A PICKLED eel, car motors and 202 wooden bobbins are among the artefacts Bolton Council is looking to ditch from the town’s museum archive.

Historians have listed seven collections — also including a pike preserved in formalin and a gear box — that they say can be disposed of as they do not hold any educational value.

Councillors have agreed the plans and the objects will be advertised on the Museums Association website, a network for historians across the country. And if there are no takers, they could be given as a gift to another organisation, sold or thrown out by waste management services.

A council spokesman said the authority constantly reviews and updates its museum collection.

She added: “Some parts of the collections which are particularly bulky, degraded or have special storage requirements have been reviewed in order to see whether they still need to be retained, and a number of objects have been identified as suitable for formal disposal from the Bolton Council museum collections.

“These objects are either duplicates, of no educational or display value or are not related to Bolton.”

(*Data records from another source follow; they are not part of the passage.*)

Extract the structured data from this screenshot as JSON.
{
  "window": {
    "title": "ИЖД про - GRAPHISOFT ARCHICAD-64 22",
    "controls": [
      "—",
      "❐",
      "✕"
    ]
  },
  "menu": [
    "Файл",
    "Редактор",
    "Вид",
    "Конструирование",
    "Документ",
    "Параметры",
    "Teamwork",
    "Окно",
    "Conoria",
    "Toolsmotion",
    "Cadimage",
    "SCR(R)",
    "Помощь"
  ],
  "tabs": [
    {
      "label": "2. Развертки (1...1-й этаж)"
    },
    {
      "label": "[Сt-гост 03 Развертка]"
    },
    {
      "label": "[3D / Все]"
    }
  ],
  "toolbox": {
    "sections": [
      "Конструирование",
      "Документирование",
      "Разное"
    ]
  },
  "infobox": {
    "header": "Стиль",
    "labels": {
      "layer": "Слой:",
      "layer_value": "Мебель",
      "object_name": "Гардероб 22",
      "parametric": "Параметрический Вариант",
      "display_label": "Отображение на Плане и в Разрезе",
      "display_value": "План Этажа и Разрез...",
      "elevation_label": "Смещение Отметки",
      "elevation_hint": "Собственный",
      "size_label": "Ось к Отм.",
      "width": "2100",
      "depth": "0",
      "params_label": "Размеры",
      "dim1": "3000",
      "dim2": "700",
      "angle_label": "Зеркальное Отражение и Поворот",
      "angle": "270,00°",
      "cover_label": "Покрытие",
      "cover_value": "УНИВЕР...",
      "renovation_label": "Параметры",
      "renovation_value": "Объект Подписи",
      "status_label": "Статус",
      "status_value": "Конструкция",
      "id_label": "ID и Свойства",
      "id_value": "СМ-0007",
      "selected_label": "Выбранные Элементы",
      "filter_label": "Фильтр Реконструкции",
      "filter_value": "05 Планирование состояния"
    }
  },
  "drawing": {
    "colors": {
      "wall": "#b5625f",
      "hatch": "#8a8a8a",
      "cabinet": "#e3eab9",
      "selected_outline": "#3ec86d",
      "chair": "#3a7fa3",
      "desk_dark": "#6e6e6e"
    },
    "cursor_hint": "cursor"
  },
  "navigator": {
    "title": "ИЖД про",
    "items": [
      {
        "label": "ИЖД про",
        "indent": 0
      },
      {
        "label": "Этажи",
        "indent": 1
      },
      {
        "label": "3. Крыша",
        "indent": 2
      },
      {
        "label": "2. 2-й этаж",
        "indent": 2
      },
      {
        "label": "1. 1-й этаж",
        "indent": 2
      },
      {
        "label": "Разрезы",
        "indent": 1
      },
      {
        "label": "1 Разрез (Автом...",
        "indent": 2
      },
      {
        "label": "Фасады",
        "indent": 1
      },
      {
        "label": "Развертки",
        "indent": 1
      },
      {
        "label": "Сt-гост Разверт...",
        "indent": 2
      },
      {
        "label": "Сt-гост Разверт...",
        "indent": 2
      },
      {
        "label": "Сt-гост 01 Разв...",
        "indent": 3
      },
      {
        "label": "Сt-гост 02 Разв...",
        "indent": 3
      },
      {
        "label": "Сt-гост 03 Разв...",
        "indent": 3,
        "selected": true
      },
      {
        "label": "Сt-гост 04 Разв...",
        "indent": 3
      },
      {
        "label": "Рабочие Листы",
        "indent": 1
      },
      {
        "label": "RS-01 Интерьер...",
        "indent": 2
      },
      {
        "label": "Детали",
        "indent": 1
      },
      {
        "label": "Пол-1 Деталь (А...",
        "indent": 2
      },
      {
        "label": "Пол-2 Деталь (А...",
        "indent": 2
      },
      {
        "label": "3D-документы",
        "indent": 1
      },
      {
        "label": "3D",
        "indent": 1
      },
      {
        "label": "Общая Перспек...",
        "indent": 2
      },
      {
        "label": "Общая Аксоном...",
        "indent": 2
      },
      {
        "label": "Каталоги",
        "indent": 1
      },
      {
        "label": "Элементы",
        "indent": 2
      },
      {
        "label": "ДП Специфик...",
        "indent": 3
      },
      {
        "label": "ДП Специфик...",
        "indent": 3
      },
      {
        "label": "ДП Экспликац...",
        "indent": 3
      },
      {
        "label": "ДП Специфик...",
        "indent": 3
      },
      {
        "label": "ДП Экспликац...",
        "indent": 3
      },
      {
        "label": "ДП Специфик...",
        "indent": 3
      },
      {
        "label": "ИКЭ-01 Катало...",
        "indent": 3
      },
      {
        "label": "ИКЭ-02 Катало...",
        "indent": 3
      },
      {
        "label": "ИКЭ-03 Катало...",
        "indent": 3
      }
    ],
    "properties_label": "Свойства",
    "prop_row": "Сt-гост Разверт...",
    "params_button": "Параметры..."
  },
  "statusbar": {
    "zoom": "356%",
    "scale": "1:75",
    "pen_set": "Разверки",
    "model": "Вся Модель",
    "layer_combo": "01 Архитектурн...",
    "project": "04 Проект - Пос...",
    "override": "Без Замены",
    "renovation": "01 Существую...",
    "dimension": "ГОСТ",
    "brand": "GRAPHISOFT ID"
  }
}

A loom built by industrialist WB White was approved for disposal in a report in March 2012 but it has since been identified by textile machinery specialist as being “virtually unique” and so will be kept.

By disposing of the material, museum staff say it will reduce ongoing storage and conservation costs, and in rare cases may bring in money, mainly through scrap payment schemes.

The museum service was given notice to leave its old storage premises at Lincoln Mill by the end of August 2013, resulting in objects being transferred to the Chadwick Resource Centre, in Union Road, Tonge Moor.